Pizza rolls and popcorn may be optional, but cold beer for the boys is a must. (Add maybe a couple of light beers for the ladies, too.) College games all day Saturday, Titans games on Sunday after church and Monday night football are all made for blowing off steam and lazing in the den.
Having too much to drink doesn’t seem like such a big deal when it’s game day at the house. Is it a different story when we get to watch the action from the stands?
A recent study found out the story isn’t different enough. The University of Minnesota School of Public Health determined that 8% (or more) of us head home after the game legally intoxicated. According to their research, 1 in 12 of us leave the stadium and head towards the parking lot in a rush to beat traffic with a blood alcohol content (BAC) of .08 or higher.

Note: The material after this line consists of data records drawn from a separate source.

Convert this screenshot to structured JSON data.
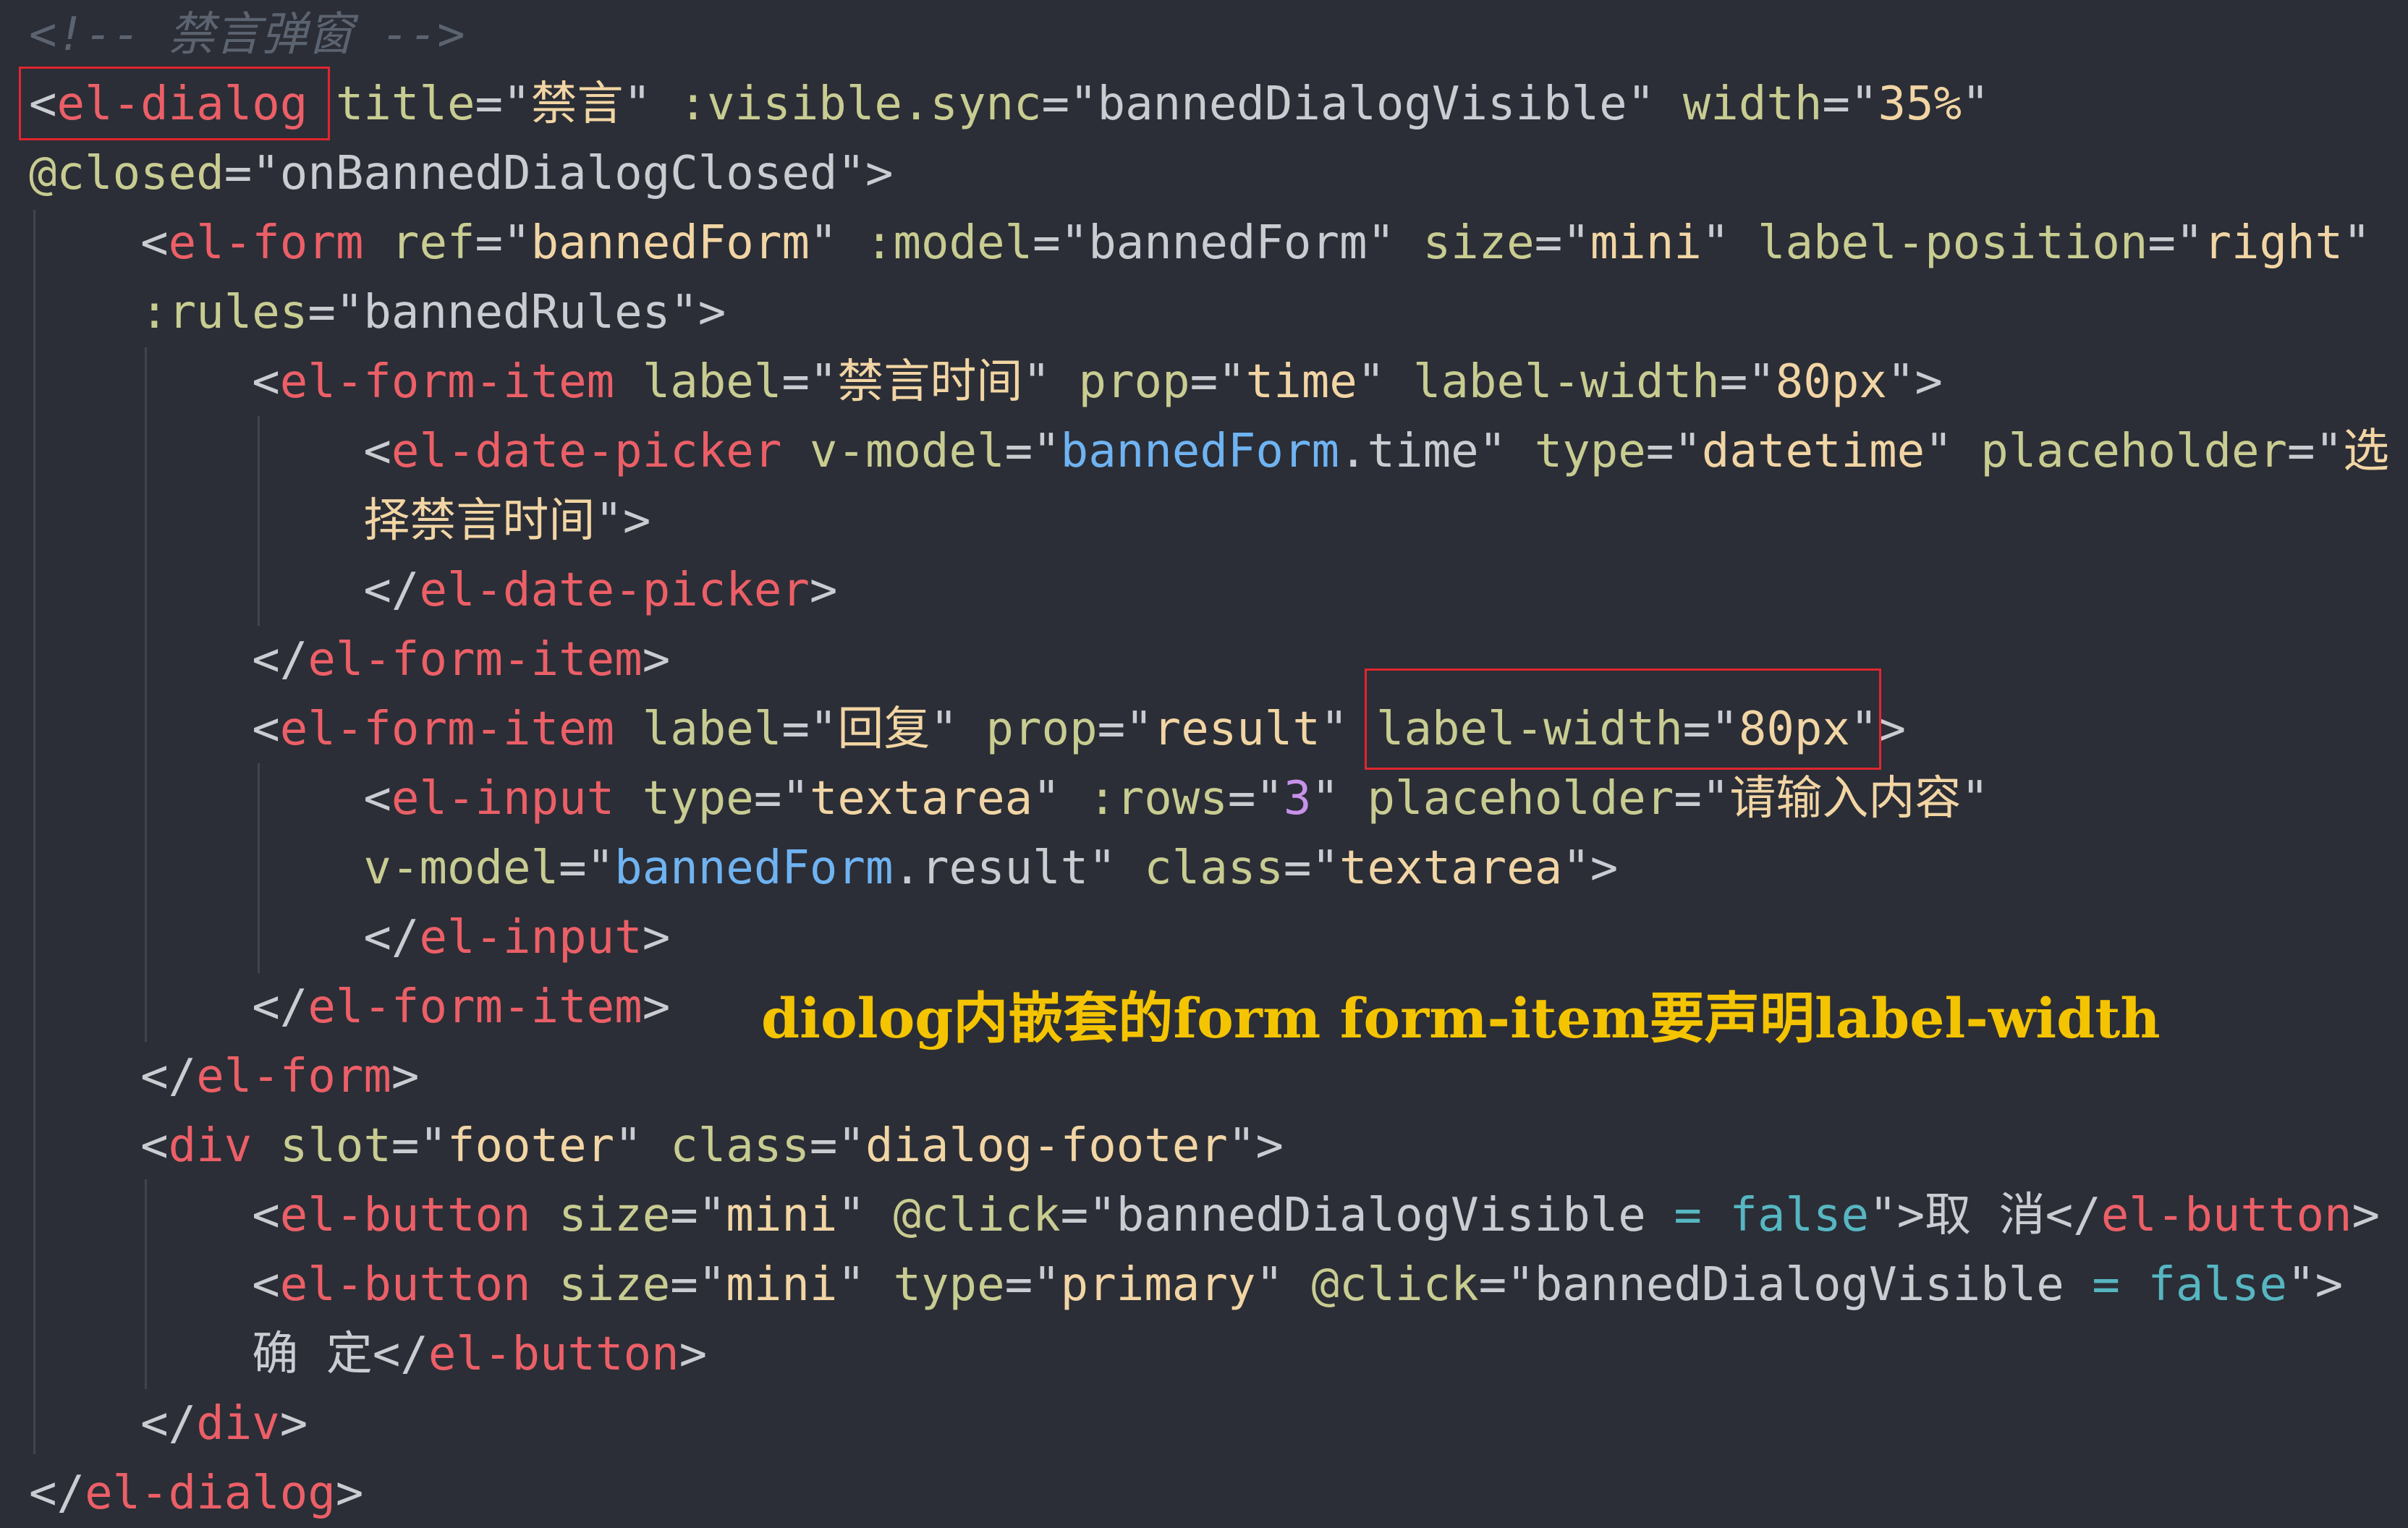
{
  "code_lines": [
    [
      {
        "t": "comment",
        "v": "<!-- 禁言弹窗 -->"
      }
    ],
    [
      {
        "t": "txt",
        "v": "<"
      },
      {
        "t": "tag",
        "v": "el-dialog"
      },
      {
        "t": "txt",
        "v": " "
      },
      {
        "t": "attr",
        "v": "title"
      },
      {
        "t": "txt",
        "v": "=\""
      },
      {
        "t": "str",
        "v": "禁言"
      },
      {
        "t": "txt",
        "v": "\" "
      },
      {
        "t": "attr",
        "v": ":visible.sync"
      },
      {
        "t": "txt",
        "v": "=\"bannedDialogVisible\" "
      },
      {
        "t": "attr",
        "v": "width"
      },
      {
        "t": "txt",
        "v": "=\""
      },
      {
        "t": "str",
        "v": "35%"
      },
      {
        "t": "txt",
        "v": "\""
      }
    ],
    [
      {
        "t": "attr",
        "v": "@closed"
      },
      {
        "t": "txt",
        "v": "=\"onBannedDialogClosed\">"
      }
    ],
    [
      {
        "t": "txt",
        "v": "    <"
      },
      {
        "t": "tag",
        "v": "el-form"
      },
      {
        "t": "txt",
        "v": " "
      },
      {
        "t": "attr",
        "v": "ref"
      },
      {
        "t": "txt",
        "v": "=\""
      },
      {
        "t": "str",
        "v": "bannedForm"
      },
      {
        "t": "txt",
        "v": "\" "
      },
      {
        "t": "attr",
        "v": ":model"
      },
      {
        "t": "txt",
        "v": "=\"bannedForm\" "
      },
      {
        "t": "attr",
        "v": "size"
      },
      {
        "t": "txt",
        "v": "=\""
      },
      {
        "t": "str",
        "v": "mini"
      },
      {
        "t": "txt",
        "v": "\" "
      },
      {
        "t": "attr",
        "v": "label-position"
      },
      {
        "t": "txt",
        "v": "=\""
      },
      {
        "t": "str",
        "v": "right"
      },
      {
        "t": "txt",
        "v": "\""
      }
    ],
    [
      {
        "t": "txt",
        "v": "    "
      },
      {
        "t": "attr",
        "v": ":rules"
      },
      {
        "t": "txt",
        "v": "=\"bannedRules\">"
      }
    ],
    [
      {
        "t": "txt",
        "v": "        <"
      },
      {
        "t": "tag",
        "v": "el-form-item"
      },
      {
        "t": "txt",
        "v": " "
      },
      {
        "t": "attr",
        "v": "label"
      },
      {
        "t": "txt",
        "v": "=\""
      },
      {
        "t": "str",
        "v": "禁言时间"
      },
      {
        "t": "txt",
        "v": "\" "
      },
      {
        "t": "attr",
        "v": "prop"
      },
      {
        "t": "txt",
        "v": "=\""
      },
      {
        "t": "str",
        "v": "time"
      },
      {
        "t": "txt",
        "v": "\" "
      },
      {
        "t": "attr",
        "v": "label-width"
      },
      {
        "t": "txt",
        "v": "=\""
      },
      {
        "t": "str",
        "v": "80px"
      },
      {
        "t": "txt",
        "v": "\">"
      }
    ],
    [
      {
        "t": "txt",
        "v": "            <"
      },
      {
        "t": "tag",
        "v": "el-date-picker"
      },
      {
        "t": "txt",
        "v": " "
      },
      {
        "t": "attr",
        "v": "v-model"
      },
      {
        "t": "txt",
        "v": "=\""
      },
      {
        "t": "var",
        "v": "bannedForm"
      },
      {
        "t": "txt",
        "v": ".time\" "
      },
      {
        "t": "attr",
        "v": "type"
      },
      {
        "t": "txt",
        "v": "=\""
      },
      {
        "t": "str",
        "v": "datetime"
      },
      {
        "t": "txt",
        "v": "\" "
      },
      {
        "t": "attr",
        "v": "placeholder"
      },
      {
        "t": "txt",
        "v": "=\""
      },
      {
        "t": "str",
        "v": "选"
      }
    ],
    [
      {
        "t": "txt",
        "v": "            "
      },
      {
        "t": "str",
        "v": "择禁言时间"
      },
      {
        "t": "txt",
        "v": "\">"
      }
    ],
    [
      {
        "t": "txt",
        "v": "            </"
      },
      {
        "t": "tag",
        "v": "el-date-picker"
      },
      {
        "t": "txt",
        "v": ">"
      }
    ],
    [
      {
        "t": "txt",
        "v": "        </"
      },
      {
        "t": "tag",
        "v": "el-form-item"
      },
      {
        "t": "txt",
        "v": ">"
      }
    ],
    [
      {
        "t": "txt",
        "v": "        <"
      },
      {
        "t": "tag",
        "v": "el-form-item"
      },
      {
        "t": "txt",
        "v": " "
      },
      {
        "t": "attr",
        "v": "label"
      },
      {
        "t": "txt",
        "v": "=\""
      },
      {
        "t": "str",
        "v": "回复"
      },
      {
        "t": "txt",
        "v": "\" "
      },
      {
        "t": "attr",
        "v": "prop"
      },
      {
        "t": "txt",
        "v": "=\""
      },
      {
        "t": "str",
        "v": "result"
      },
      {
        "t": "txt",
        "v": "\" "
      },
      {
        "t": "attr",
        "v": "label-width"
      },
      {
        "t": "txt",
        "v": "=\""
      },
      {
        "t": "str",
        "v": "80px"
      },
      {
        "t": "txt",
        "v": "\">"
      }
    ],
    [
      {
        "t": "txt",
        "v": "            <"
      },
      {
        "t": "tag",
        "v": "el-input"
      },
      {
        "t": "txt",
        "v": " "
      },
      {
        "t": "attr",
        "v": "type"
      },
      {
        "t": "txt",
        "v": "=\""
      },
      {
        "t": "str",
        "v": "textarea"
      },
      {
        "t": "txt",
        "v": "\" "
      },
      {
        "t": "attr",
        "v": ":rows"
      },
      {
        "t": "txt",
        "v": "=\""
      },
      {
        "t": "num",
        "v": "3"
      },
      {
        "t": "txt",
        "v": "\" "
      },
      {
        "t": "attr",
        "v": "placeholder"
      },
      {
        "t": "txt",
        "v": "=\""
      },
      {
        "t": "str",
        "v": "请输入内容"
      },
      {
        "t": "txt",
        "v": "\""
      }
    ],
    [
      {
        "t": "txt",
        "v": "            "
      },
      {
        "t": "attr",
        "v": "v-model"
      },
      {
        "t": "txt",
        "v": "=\""
      },
      {
        "t": "var",
        "v": "bannedForm"
      },
      {
        "t": "txt",
        "v": ".result\" "
      },
      {
        "t": "attr",
        "v": "class"
      },
      {
        "t": "txt",
        "v": "=\""
      },
      {
        "t": "str",
        "v": "textarea"
      },
      {
        "t": "txt",
        "v": "\">"
      }
    ],
    [
      {
        "t": "txt",
        "v": "            </"
      },
      {
        "t": "tag",
        "v": "el-input"
      },
      {
        "t": "txt",
        "v": ">"
      }
    ],
    [
      {
        "t": "txt",
        "v": "        </"
      },
      {
        "t": "tag",
        "v": "el-form-item"
      },
      {
        "t": "txt",
        "v": ">"
      }
    ],
    [
      {
        "t": "txt",
        "v": "    </"
      },
      {
        "t": "tag",
        "v": "el-form"
      },
      {
        "t": "txt",
        "v": ">"
      }
    ],
    [
      {
        "t": "txt",
        "v": "    <"
      },
      {
        "t": "tag",
        "v": "div"
      },
      {
        "t": "txt",
        "v": " "
      },
      {
        "t": "attr",
        "v": "slot"
      },
      {
        "t": "txt",
        "v": "=\""
      },
      {
        "t": "str",
        "v": "footer"
      },
      {
        "t": "txt",
        "v": "\" "
      },
      {
        "t": "attr",
        "v": "class"
      },
      {
        "t": "txt",
        "v": "=\""
      },
      {
        "t": "str",
        "v": "dialog-footer"
      },
      {
        "t": "txt",
        "v": "\">"
      }
    ],
    [
      {
        "t": "txt",
        "v": "        <"
      },
      {
        "t": "tag",
        "v": "el-button"
      },
      {
        "t": "txt",
        "v": " "
      },
      {
        "t": "attr",
        "v": "size"
      },
      {
        "t": "txt",
        "v": "=\""
      },
      {
        "t": "str",
        "v": "mini"
      },
      {
        "t": "txt",
        "v": "\" "
      },
      {
        "t": "attr",
        "v": "@click"
      },
      {
        "t": "txt",
        "v": "=\"bannedDialogVisible "
      },
      {
        "t": "op",
        "v": "="
      },
      {
        "t": "txt",
        "v": " "
      },
      {
        "t": "kw",
        "v": "false"
      },
      {
        "t": "txt",
        "v": "\">取 消</"
      },
      {
        "t": "tag",
        "v": "el-button"
      },
      {
        "t": "txt",
        "v": ">"
      }
    ],
    [
      {
        "t": "txt",
        "v": "        <"
      },
      {
        "t": "tag",
        "v": "el-button"
      },
      {
        "t": "txt",
        "v": " "
      },
      {
        "t": "attr",
        "v": "size"
      },
      {
        "t": "txt",
        "v": "=\""
      },
      {
        "t": "str",
        "v": "mini"
      },
      {
        "t": "txt",
        "v": "\" "
      },
      {
        "t": "attr",
        "v": "type"
      },
      {
        "t": "txt",
        "v": "=\""
      },
      {
        "t": "str",
        "v": "primary"
      },
      {
        "t": "txt",
        "v": "\" "
      },
      {
        "t": "attr",
        "v": "@click"
      },
      {
        "t": "txt",
        "v": "=\"bannedDialogVisible "
      },
      {
        "t": "op",
        "v": "="
      },
      {
        "t": "txt",
        "v": " "
      },
      {
        "t": "kw",
        "v": "false"
      },
      {
        "t": "txt",
        "v": "\">"
      }
    ],
    [
      {
        "t": "txt",
        "v": "        确 定</"
      },
      {
        "t": "tag",
        "v": "el-button"
      },
      {
        "t": "txt",
        "v": ">"
      }
    ],
    [
      {
        "t": "txt",
        "v": "    </"
      },
      {
        "t": "tag",
        "v": "div"
      },
      {
        "t": "txt",
        "v": ">"
      }
    ],
    [
      {
        "t": "txt",
        "v": "</"
      },
      {
        "t": "tag",
        "v": "el-dialog"
      },
      {
        "t": "txt",
        "v": ">"
      }
    ]
  ],
  "annotation": "diolog内嵌套的form form-item要声明label-width",
  "colors": {
    "background": "#2b2e36",
    "tag": "#ec5f67",
    "attribute": "#c8cc91",
    "string": "#f2d5a4",
    "variable": "#6fb3f2",
    "number": "#c792ea",
    "keyword": "#56b6c2",
    "comment": "#5c6370",
    "highlight_box": "#e0262f",
    "annotation": "#f5c400"
  }
}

The researchers checked the BAC of 382 adults after baseball games and football games. Those adults were volunteers, so it’s a valid assumption that the number of intoxicated people filing out of the stands was actually higher than 8%. Surely many who were invited to participate turned down the free breathalyzer test and survey because they knew they were drunk and/or they wanted to hurry on and avoid the impending post-game traffic jam. How many of them were about to drive themselves home from the game? It’s a wonder stadium parking lots don’t end up surrounded by car accidents!
A full write-up on the study, which will be published in a forthcoming issue of Alcoholism: Clinical & Experimental Research, invites a lot more questions. Since so many adults can’t be trusted to stay sober through the end of the game, will we soon see stadium checkpoints? Perhaps stricter limits on alcohol sales during the game, including moving last call forward to halftime?